Will we convert saltwater into drinking water in the future?

11 cities soon without water, 3.7 billion people experience a drinking water shortage and 125 of the 500 largest cities are in water stress.

Cape Town in South Africa is a case in point. In 2019, Cape Town found itself running out of water. 50 liters of water per person was recently imposed. April 16, 2019 is called Day Zero. Then the residents of Cape Town will go on a 25 liter per person ration. No more supplying tap water at water distribution centers. Cape Town is just the tip of the iceberg.

View of Cape Town a city with a large water shortage

Cape Town in South Africa is not the envy. In 2019, Cape Town threatens to fall temporarily without water.

By 2030, the following cities will be affected by drought and water shortages, according to the projections of the United Nations.

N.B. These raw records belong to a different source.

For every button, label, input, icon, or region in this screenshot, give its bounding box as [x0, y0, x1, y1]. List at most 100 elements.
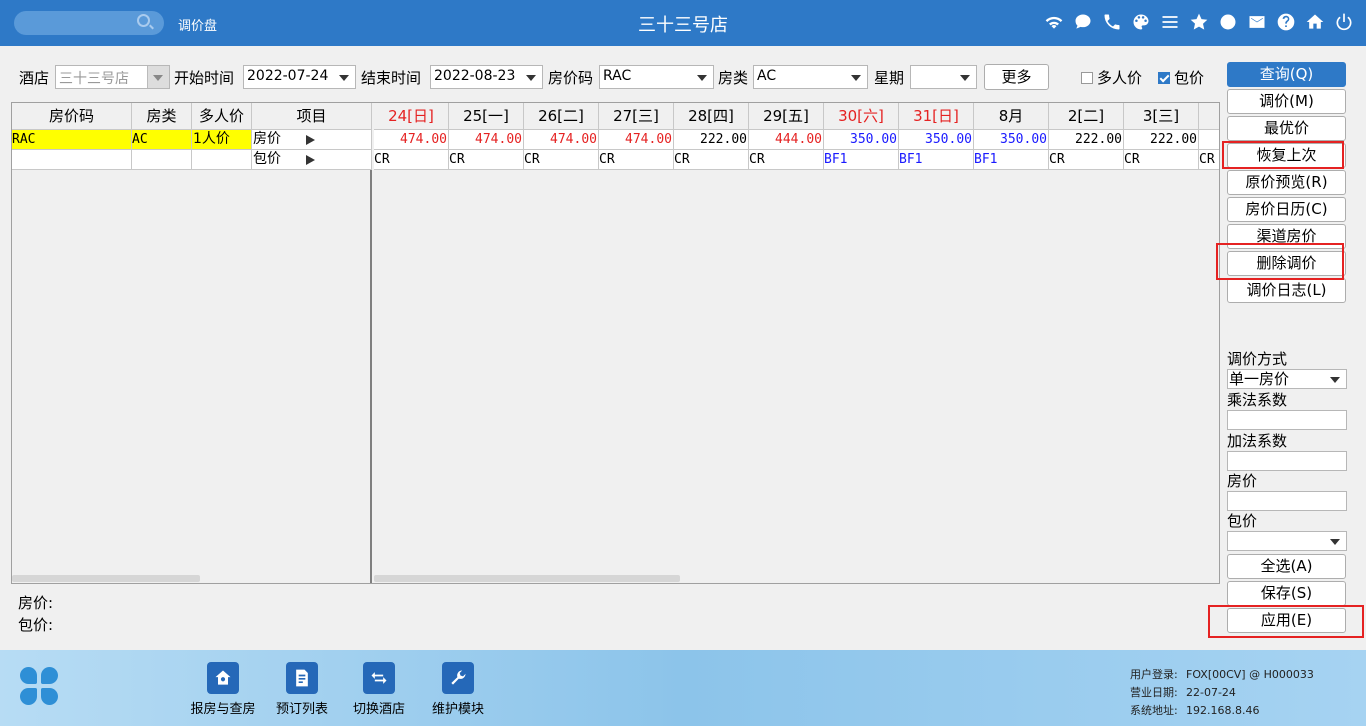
package-cell[interactable]: BF1: [974, 150, 1049, 170]
package-cell[interactable]: CR: [1199, 150, 1219, 170]
mode-value: 单一房价: [1229, 370, 1290, 388]
multi-price-checkbox-box[interactable]: [1081, 71, 1093, 84]
room-status-button[interactable]: 报房与查房: [183, 662, 263, 717]
room-price-cell[interactable]: 350.00: [974, 130, 1049, 150]
palette-icon[interactable]: [1131, 12, 1151, 32]
adjust-log-button[interactable]: 调价日志(L): [1227, 278, 1346, 303]
date-header: 8月: [974, 103, 1049, 130]
weekday-select[interactable]: [910, 65, 977, 89]
wrench-icon: [442, 662, 474, 694]
package-cell[interactable]: CR: [599, 150, 674, 170]
menu-icon[interactable]: [1160, 12, 1180, 32]
cell-empty: [132, 150, 192, 170]
start-date-label: 开始时间: [174, 69, 235, 87]
date-header: 30[六]: [824, 103, 899, 130]
original-preview-button[interactable]: 原价预览(R): [1227, 170, 1346, 195]
package-checkbox-box[interactable]: [1158, 71, 1170, 84]
switch-hotel-button[interactable]: 切换酒店: [339, 662, 419, 717]
contrast-icon[interactable]: [1218, 12, 1238, 32]
room-status-label: 报房与查房: [190, 702, 256, 717]
room-price-cell[interactable]: 350.00: [824, 130, 899, 150]
mult-input[interactable]: [1227, 410, 1347, 430]
room-price-cell[interactable]: 474.00: [599, 130, 674, 150]
package-cell[interactable]: CR: [674, 150, 749, 170]
package-select[interactable]: [1227, 531, 1347, 551]
mode-label: 调价方式: [1227, 350, 1288, 368]
col-header-roomtype: 房类: [132, 103, 192, 130]
start-date-picker[interactable]: 2022-07-24: [243, 65, 356, 89]
maintenance-label: 维护模块: [431, 702, 484, 717]
item-room-price[interactable]: 房价: [252, 130, 372, 150]
package-cell[interactable]: CR: [524, 150, 599, 170]
date-header: 28[四]: [674, 103, 749, 130]
room-price-cell[interactable]: 350.00: [899, 130, 974, 150]
reservation-list-button[interactable]: 预订列表: [262, 662, 342, 717]
top-bar: 调价盘 三十三号店: [0, 0, 1366, 46]
room-price-cell[interactable]: 474.00: [524, 130, 599, 150]
package-cell[interactable]: CR: [749, 150, 824, 170]
highlight-apply: [1208, 605, 1364, 638]
chevron-down-icon: [339, 75, 349, 81]
chat-icon[interactable]: [1073, 12, 1093, 32]
phone-icon[interactable]: [1102, 12, 1122, 32]
room-price-cell[interactable]: 222.00: [674, 130, 749, 150]
star-icon[interactable]: [1189, 12, 1209, 32]
end-date-picker[interactable]: 2022-08-23: [430, 65, 543, 89]
price-calendar-button[interactable]: 房价日历(C): [1227, 197, 1346, 222]
business-date-label: 营业日期:: [1130, 686, 1178, 699]
ratecode-select[interactable]: RAC: [599, 65, 714, 89]
date-horizontal-scrollbar[interactable]: [374, 575, 680, 582]
package-label: 包价: [1227, 512, 1258, 530]
footer-bar: 报房与查房 预订列表 切换酒店 维护模块 用户登录: FOX[00CV] @ H0…: [0, 650, 1366, 726]
package-cell[interactable]: BF1: [824, 150, 899, 170]
left-horizontal-scrollbar[interactable]: [12, 575, 200, 582]
chevron-down-icon: [851, 75, 861, 81]
multi-price-checkbox[interactable]: 多人价: [1081, 67, 1142, 88]
wifi-icon[interactable]: [1044, 12, 1064, 32]
col-header-multi: 多人价: [192, 103, 252, 130]
best-price-button[interactable]: 最优价: [1227, 116, 1346, 141]
add-label: 加法系数: [1227, 432, 1288, 450]
date-header: 29[五]: [749, 103, 824, 130]
item-package-price[interactable]: 包价: [252, 150, 372, 170]
room-price-cell[interactable]: [1199, 130, 1219, 150]
item-package-price-label: 包价: [253, 151, 281, 167]
home-icon[interactable]: [1305, 12, 1325, 32]
room-price-cell[interactable]: 444.00: [749, 130, 824, 150]
more-button[interactable]: 更多: [984, 64, 1049, 90]
help-icon[interactable]: [1276, 12, 1296, 32]
chevron-down-icon: [526, 75, 536, 81]
date-header: 31[日]: [899, 103, 974, 130]
business-date-row: 营业日期: 22-07-24: [1130, 684, 1314, 702]
room-price-cell[interactable]: 222.00: [1124, 130, 1199, 150]
cell-multi[interactable]: 1人价: [192, 130, 252, 150]
save-button[interactable]: 保存(S): [1227, 581, 1346, 606]
app-logo[interactable]: [20, 667, 58, 705]
room-price-cell[interactable]: 222.00: [1049, 130, 1124, 150]
room-price-cell[interactable]: 474.00: [374, 130, 449, 150]
chevron-down-icon: [153, 75, 163, 81]
date-header: 3[三]: [1124, 103, 1199, 130]
package-cell[interactable]: CR: [1124, 150, 1199, 170]
play-arrow-icon[interactable]: [306, 155, 315, 165]
package-checkbox[interactable]: 包价: [1158, 67, 1204, 88]
hotel-select[interactable]: 三十三号店: [55, 65, 170, 89]
maintenance-button[interactable]: 维护模块: [418, 662, 498, 717]
price-input[interactable]: [1227, 491, 1347, 511]
mail-icon[interactable]: [1247, 12, 1267, 32]
package-cell[interactable]: BF1: [899, 150, 974, 170]
query-button[interactable]: 查询(Q): [1227, 62, 1346, 87]
cell-roomtype[interactable]: AC: [132, 130, 192, 150]
package-cell[interactable]: CR: [374, 150, 449, 170]
select-all-button[interactable]: 全选(A): [1227, 554, 1346, 579]
package-cell[interactable]: CR: [1049, 150, 1124, 170]
add-input[interactable]: [1227, 451, 1347, 471]
play-arrow-icon[interactable]: [306, 135, 315, 145]
adjust-price-button[interactable]: 调价(M): [1227, 89, 1346, 114]
room-price-cell[interactable]: 474.00: [449, 130, 524, 150]
package-cell[interactable]: CR: [449, 150, 524, 170]
power-icon[interactable]: [1334, 12, 1354, 32]
mode-select[interactable]: 单一房价: [1227, 369, 1347, 389]
cell-ratecode[interactable]: RAC: [12, 130, 132, 150]
roomtype-select[interactable]: AC: [753, 65, 868, 89]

  1. Sao Paulo, Brazil: this city already received a serious warning in 2015 when the police had to escort water transporters during water shortages, due to the threat of being robbed by gangs At that time, the city’s main water reservoir was only 4% full.
  2. Bangalore, India: The city is bursting its seams and water and sewerage systems prove to be insufficient. And often outdated. Water pollution from surrounding lakes and leaking pipes are a major challenge. 85% of the water is unfit for consumption.
  3. .Beijing, China: In 2014, only 145 cubic meters of drinking water per inhabitant was available. The World Bank classifies water scarcity as the moment when people have less than 1000 cubic meters of fresh water available per person per year. 40% of the surface water is heavily polluted even for agriculture and industry.
  4. Cairo, Egypt: The Nile provides 97% of the Egyptian drinking water. A river that is increasingly polluted by industry and animal husbandry and agriculture. If no contermeasures are taken, Cairo will have critical water shortages by 2025. For the Egyptian president, water is a matter of national security.
  5. Jakarta, Indonesia: Less than 50% of its 10 million inhabitants have no access to tap water. Wells are being dug everywhere illegally, as a result of which the underground water layers have already been drained several times. Due to the massive pumping of ground water, the city is slowly but surely sinking.
  6. Moscow, Russia: 25% of the world’s water reserves are in Russia. Environmental pollution of the old Soviet era ravages and affects the drinking water supply. Moscow is 70% dependent on surface water that in many cases does not meet the hygiene standards.
  7. Istanbul, Turkey: Water shortages during the summer months have happened regularly for some years now. The water reserves have shrunk by 70% compared to 2014. The alarm bell for real water scarcity is expected to ring in 2030.
  8. Mexico City, Mexico: 21 million residents suffer from constant water shortages. . 20% only get water from the tap for a few hours per week. Another 20% only get running water for part of the day. Pipes leak and 40% of the tap water is lost. 40% of the water is imported.
  9. London, UK: London gets 80% of its drinking water from the heavily polluted Thames and the Lea. By 2025, serious delivery problems are expected and crippling water shotages by 2040.
  10. Tokyo, Japan: Supplying 30 million people with tap water is no joke. It only rains over a four-month period, which can lead to temporary scarcity.
  11. Miami, USA: Due to the rising sea water level and a huge blunder that occurred when they pumede out swamps, salt water mixes with fresh water in the underground basin.